Half the prize goes to Saul Perlmutter of Lawrence Berkeley National Laboratory in California. In 1988, he started the Supernova Cosmology Project to measure the brightness of a certain class of distant supernovas. Because these exploded white dwarf stars tend to have the same brightness, they offer a cosmic yardstick for measuring how fast distant objects are moving. Perlmutter expected to find evidence that the fabric of spacetime has been expanding at an ever slower rate — a consequence of Einstein’s theory of general relativity, in which gravity puts the brakes on the expansion of the universe.
So did Brian Schmidt of the Mount Stromlo Observatory and the Australian National University in Weston Creek and Adam Riess of the Johns Hopkins University and Space Telescope Science Institute in Baltimore, who will split the other half of the prize. Their High-z Supernova Search Team, launched in 1994, also used large telescopes to search big swaths of the night sky for supernovas.

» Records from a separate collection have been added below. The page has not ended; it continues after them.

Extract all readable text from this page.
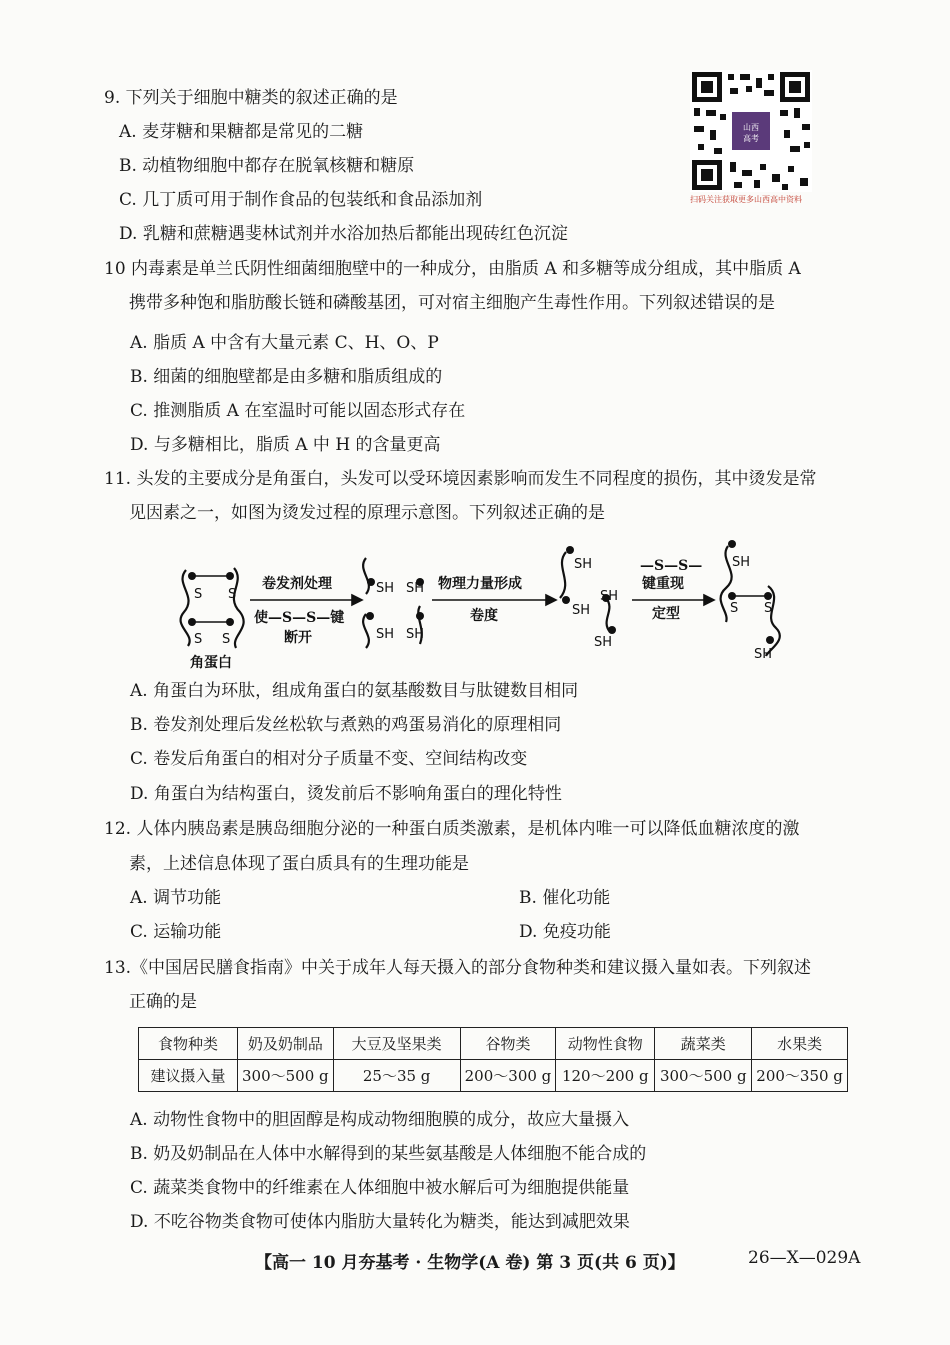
山西
高考
扫码关注获取更多山西高中资料
9. 下列关于细胞中糖类的叙述正确的是
A. 麦芽糖和果糖都是常见的二糖
B. 动植物细胞中都存在脱氧核糖和糖原
C. 几丁质可用于制作食品的包装纸和食品添加剂
D. 乳糖和蔗糖遇斐林试剂并水浴加热后都能出现砖红色沉淀
10 内毒素是单兰氏阴性细菌细胞壁中的一种成分，由脂质 A 和多糖等成分组成，其中脂质 A
携带多种饱和脂肪酸长链和磷酸基团，可对宿主细胞产生毒性作用。下列叙述错误的是
A. 脂质 A 中含有大量元素 C、H、O、P
B. 细菌的细胞壁都是由多糖和脂质组成的
C. 推测脂质 A 在室温时可能以固态形式存在
D. 与多糖相比，脂质 A 中 H 的含量更高
11. 头发的主要成分是角蛋白，头发可以受环境因素影响而发生不同程度的损伤，其中烫发是常
见因素之一，如图为烫发过程的原理示意图。下列叙述正确的是
S S
S S
角蛋白
卷发剂处理
使—S—S—键
断开
SH SH
SH SH
物理力量形成
卷度
SH
SH
SH
SH
—S—S—
键重现
定型
SH
S S
SH
A. 角蛋白为环肽，组成角蛋白的氨基酸数目与肽键数目相同
B. 卷发剂处理后发丝松软与煮熟的鸡蛋易消化的原理相同
C. 卷发后角蛋白的相对分子质量不变、空间结构改变
D. 角蛋白为结构蛋白，烫发前后不影响角蛋白的理化特性
12. 人体内胰岛素是胰岛细胞分泌的一种蛋白质类激素，是机体内唯一可以降低血糖浓度的激
素，上述信息体现了蛋白质具有的生理功能是
A. 调节功能	B. 催化功能
C. 运输功能	D. 免疫功能
13.《中国居民膳食指南》中关于成年人每天摄入的部分食物种类和建议摄入量如表。下列叙述
正确的是
食物种类	奶及奶制品	大豆及坚果类	谷物类	动物性食物	蔬菜类	水果类
建议摄入量	300～500 g	25～35 g	200～300 g	120～200 g	300～500 g	200～350 g
A. 动物性食物中的胆固醇是构成动物细胞膜的成分，故应大量摄入
B. 奶及奶制品在人体中水解得到的某些氨基酸是人体细胞不能合成的
C. 蔬菜类食物中的纤维素在人体细胞中被水解后可为细胞提供能量
D. 不吃谷物类食物可使体内脂肪大量转化为糖类，能达到减肥效果
【高一 10 月夯基考 · 生物学(A 卷) 第 3 页(共 6 页)】	26—X—029A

In 1998 the rival teams both announced something utterly unexpected: Compared with closer supernovas, distant supernovas were dimmer and farther away than expected. Instead of slowing down, the expansion of the universe had been speeding up for billions of years, starting at about the same time that the solar system first formed.
“It was with a fair bit of trepidation that we ended up telling our group and eventually telling the world that we had this crazy result,” Schmidt told the Nobel committee during the announcement of the prize.

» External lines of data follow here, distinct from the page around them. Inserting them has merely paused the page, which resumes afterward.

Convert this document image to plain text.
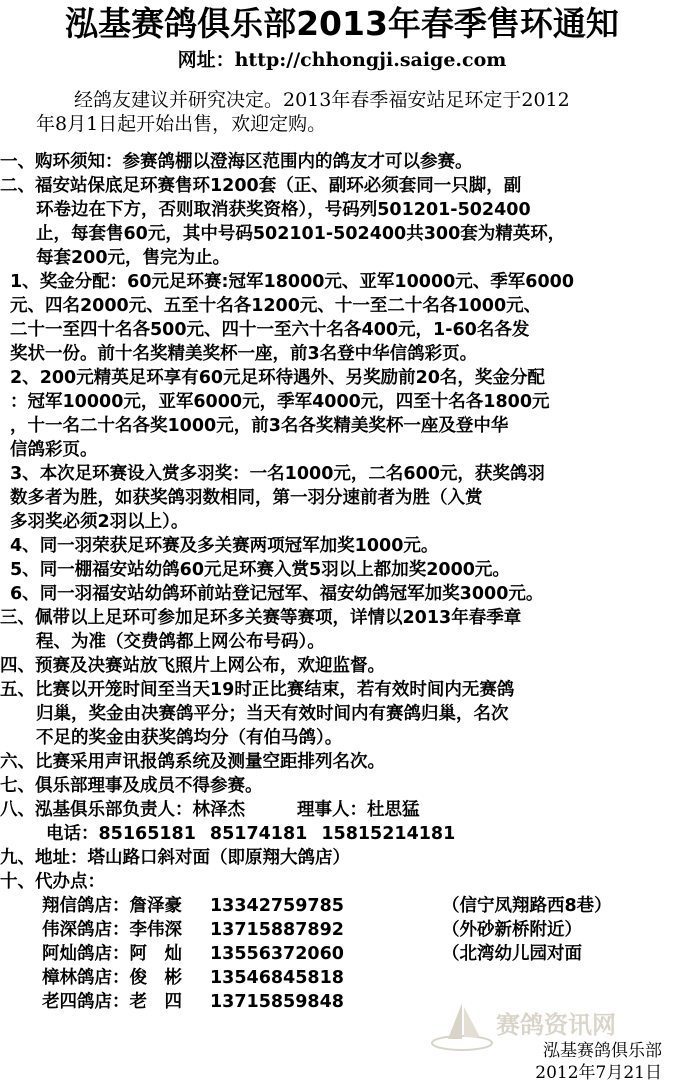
泓基赛鸽俱乐部2013年春季售环通知
网址：http://chhongji.saige.com

经鸽友建议并研究决定。2013年春季福安站足环定于2012

年8月1日起开始出售，欢迎定购。
一、购环须知：参赛鸽棚以澄海区范围内的鸽友才可以参赛。
二、福安站保底足环赛售环1200套（正、副环必须套同一只脚，副
环卷边在下方，否则取消获奖资格），号码列501201-502400
止，每套售60元，其中号码502101-502400共300套为精英环，
每套200元，售完为止。
1、奖金分配：60元足环赛:冠军18000元、亚军10000元、季军6000
元、四名2000元、五至十名各1200元、十一至二十名各1000元、
二十一至四十名各500元、四十一至六十名各400元，1-60名各发
奖状一份。前十名奖精美奖杯一座，前3名登中华信鸽彩页。
2、200元精英足环享有60元足环待遇外、另奖励前20名，奖金分配
：冠军10000元，亚军6000元，季军4000元，四至十名各1800元
，十一名二十名各奖1000元，前3名各奖精美奖杯一座及登中华
信鸽彩页。
3、本次足环赛设入赏多羽奖：一名1000元，二名600元，获奖鸽羽
数多者为胜，如获奖鸽羽数相同，第一羽分速前者为胜（入赏
多羽奖必须2羽以上）。
4、同一羽荣获足环赛及多关赛两项冠军加奖1000元。
5、同一棚福安站幼鸽60元足环赛入赏5羽以上都加奖2000元。
6、同一羽福安站幼鸽环前站登记冠军、福安幼鸽冠军加奖3000元。
三、佩带以上足环可参加足环多关赛等赛项，详情以2013年春季章
程、为准（交费鸽都上网公布号码）。
四、预赛及决赛站放飞照片上网公布，欢迎监督。
五、比赛以开笼时间至当天19时正比赛结束，若有效时间内无赛鸽
归巢，奖金由决赛鸽平分；当天有效时间内有赛鸽归巢，名次
不足的奖金由获奖鸽均分（有伯马鸽）。
六、比赛采用声讯报鸽系统及测量空距排列名次。
七、俱乐部理事及成员不得参赛。
八、泓基俱乐部负责人：林泽杰	理事人：杜思猛
电话：85165181 85174181 15815214181
九、地址：塔山路口斜对面（即原翔大鸽店）
十、代办点：
翔信鸽店：詹泽豪	13342759785	（信宁凤翔路西8巷）
伟深鸽店：李伟深	13715887892	（外砂新桥附近）
阿灿鸽店：阿　灿	13556372060	（北湾幼儿园对面
樟林鸽店：俊　彬	13546845818
老四鸽店：老　四	13715859848
赛鸽资讯网
泓基赛鸽俱乐部
2012年7月21日
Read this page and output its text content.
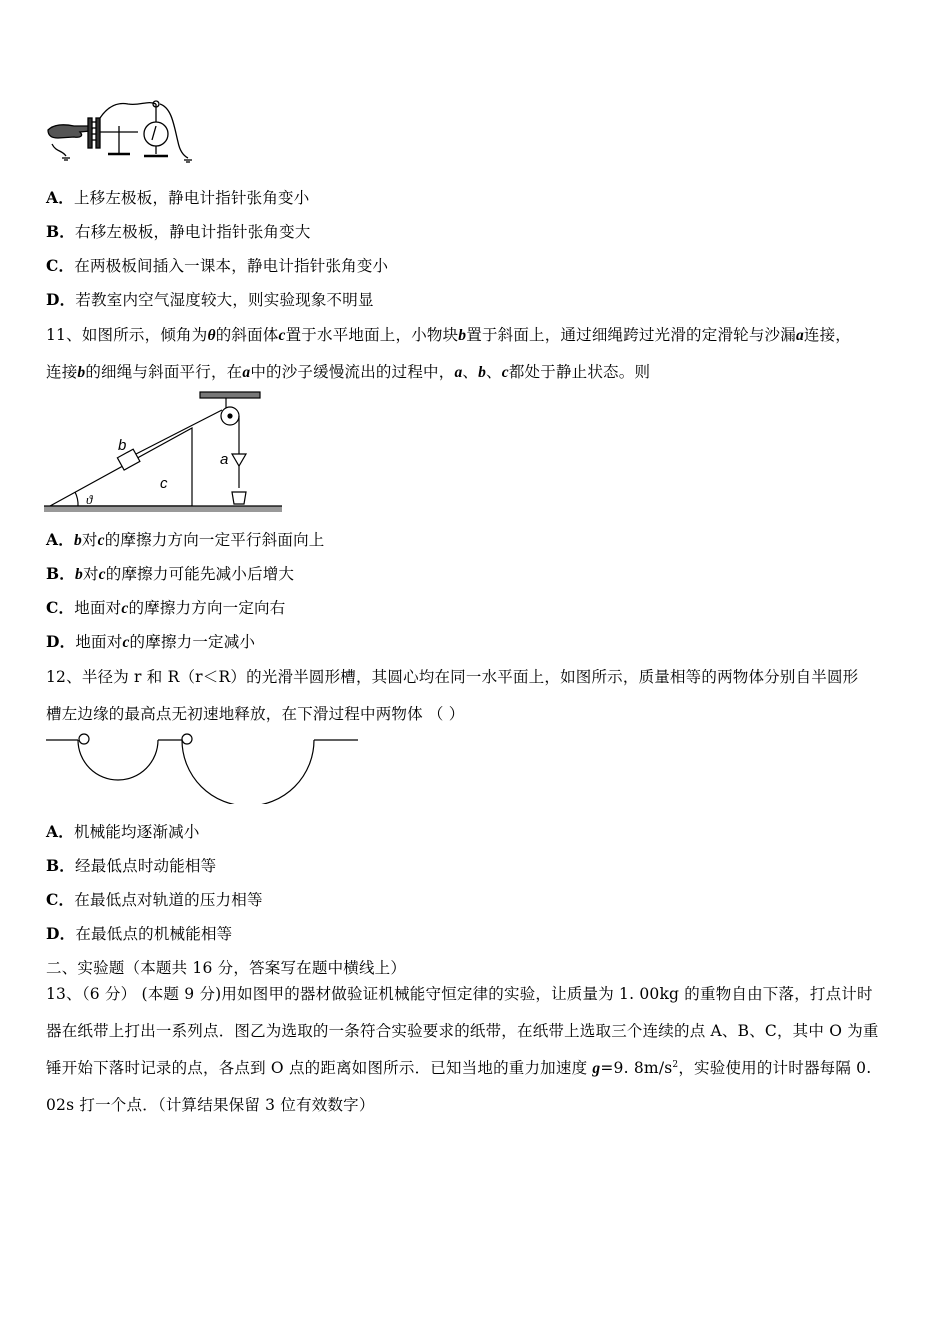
A．上移左极板，静电计指针张角变小
B．右移左极板，静电计指针张角变大
C．在两极板间插入一课本，静电计指针张角变小
D．若教室内空气湿度较大，则实验现象不明显
11、如图所示，倾角为θ的斜面体c置于水平地面上，小物块b置于斜面上，通过细绳跨过光滑的定滑轮与沙漏a连接，
连接b的细绳与斜面平行，在a中的沙子缓慢流出的过程中，a、b、c都处于静止状态。则
b
c
a
ϑ
A．b对c的摩擦力方向一定平行斜面向上
B．b对c的摩擦力可能先减小后增大
C．地面对c的摩擦力方向一定向右
D．地面对c的摩擦力一定减小
12、半径为 r 和 R（r＜R）的光滑半圆形槽，其圆心均在同一水平面上，如图所示，质量相等的两物体分别自半圆形
槽左边缘的最高点无初速地释放，在下滑过程中两物体 （ ）
A．机械能均逐渐减小
B．经最低点时动能相等
C．在最低点对轨道的压力相等
D．在最低点的机械能相等
二、实验题（本题共 16 分，答案写在题中横线上）
13、（6 分） (本题 9 分)用如图甲的器材做验证机械能守恒定律的实验，让质量为 1. 00kg 的重物自由下落，打点计时
器在纸带上打出一系列点．图乙为选取的一条符合实验要求的纸带，在纸带上选取三个连续的点 A、B、C，其中 O 为重
锤开始下落时记录的点，各点到 O 点的距离如图所示．已知当地的重力加速度 g=9. $8m/s^2$，实验使用的计时器每隔 0.
02s 打一个点．（计算结果保留 3 位有效数字）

These observations, which have since been verified by more precise measurements of supernovas, also suggest that about three-quarters of the universe’s mass-energy may be invisible dark energy that is driving the accelerating expansion. A similar idea was first proposed by Einstein himself, then rejected. Observations of radiation left over from the Big Bang support the existence of this dark energy.

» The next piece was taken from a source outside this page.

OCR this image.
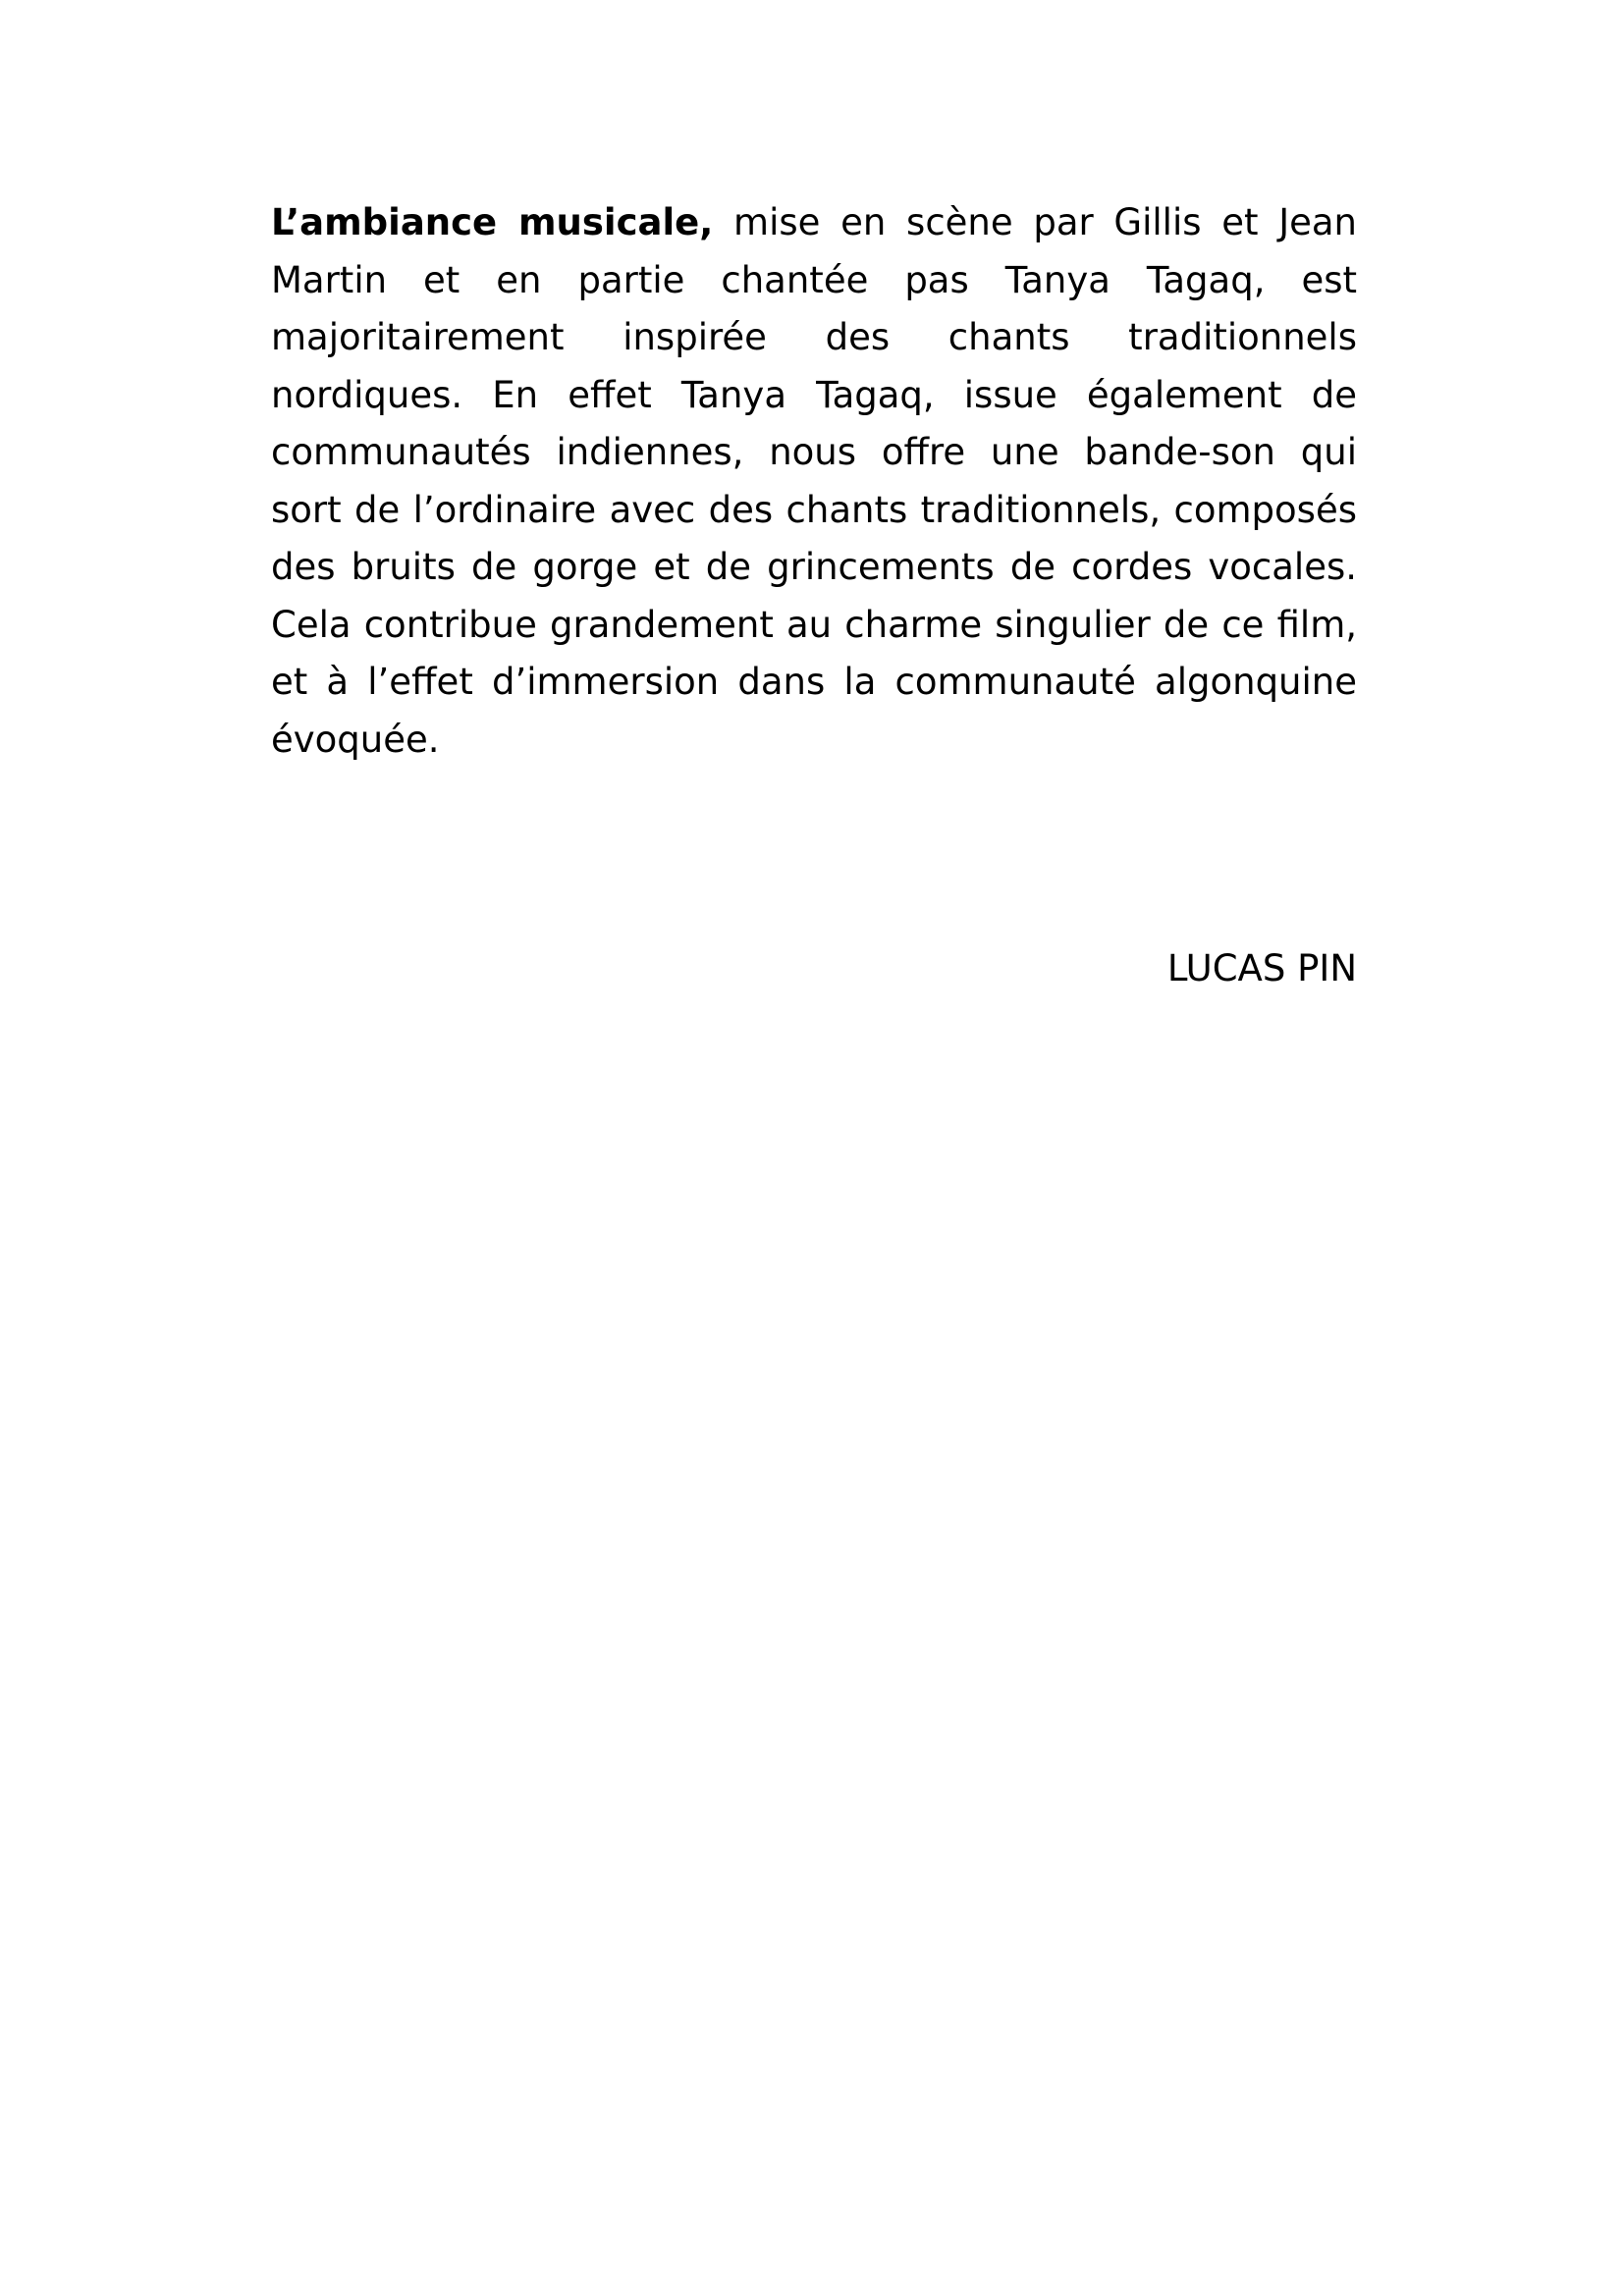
L’ambiance musicale, mise en scène par Gillis et Jean Martin et en partie chantée pas Tanya Tagaq, est majoritairement inspirée des chants traditionnels nordiques. En effet Tanya Tagaq, issue également de communautés indiennes, nous offre une bande-son qui sort de l’ordinaire avec des chants traditionnels, composés des bruits de gorge et de grincements de cordes vocales. Cela contribue grandement au charme singulier de ce film, et à l’effet d’immersion dans la communauté algonquine évoquée.

LUCAS PIN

“This is a hot research topic,” says Olga Botner, a physicist at Sweden’s Uppsala University and a member of the Royal Swedish Academy of Sciences. “The hottest candidate is what is called dark energy. We don’t know what it is.”
Revealing the nature of this hypothetical dark energy will likely require new instruments — such as a giant camera recently constructed at the Fermi National Accelerator Laboratory in Batavia, Ill. This 570 megapixel camera, destined to be mounted atop a telescope in Chile, will survey a broad area of the night sky, taking snapshots of very distant supernovas and galaxies to pin down exactly how the expansion of the universe has changed over its history.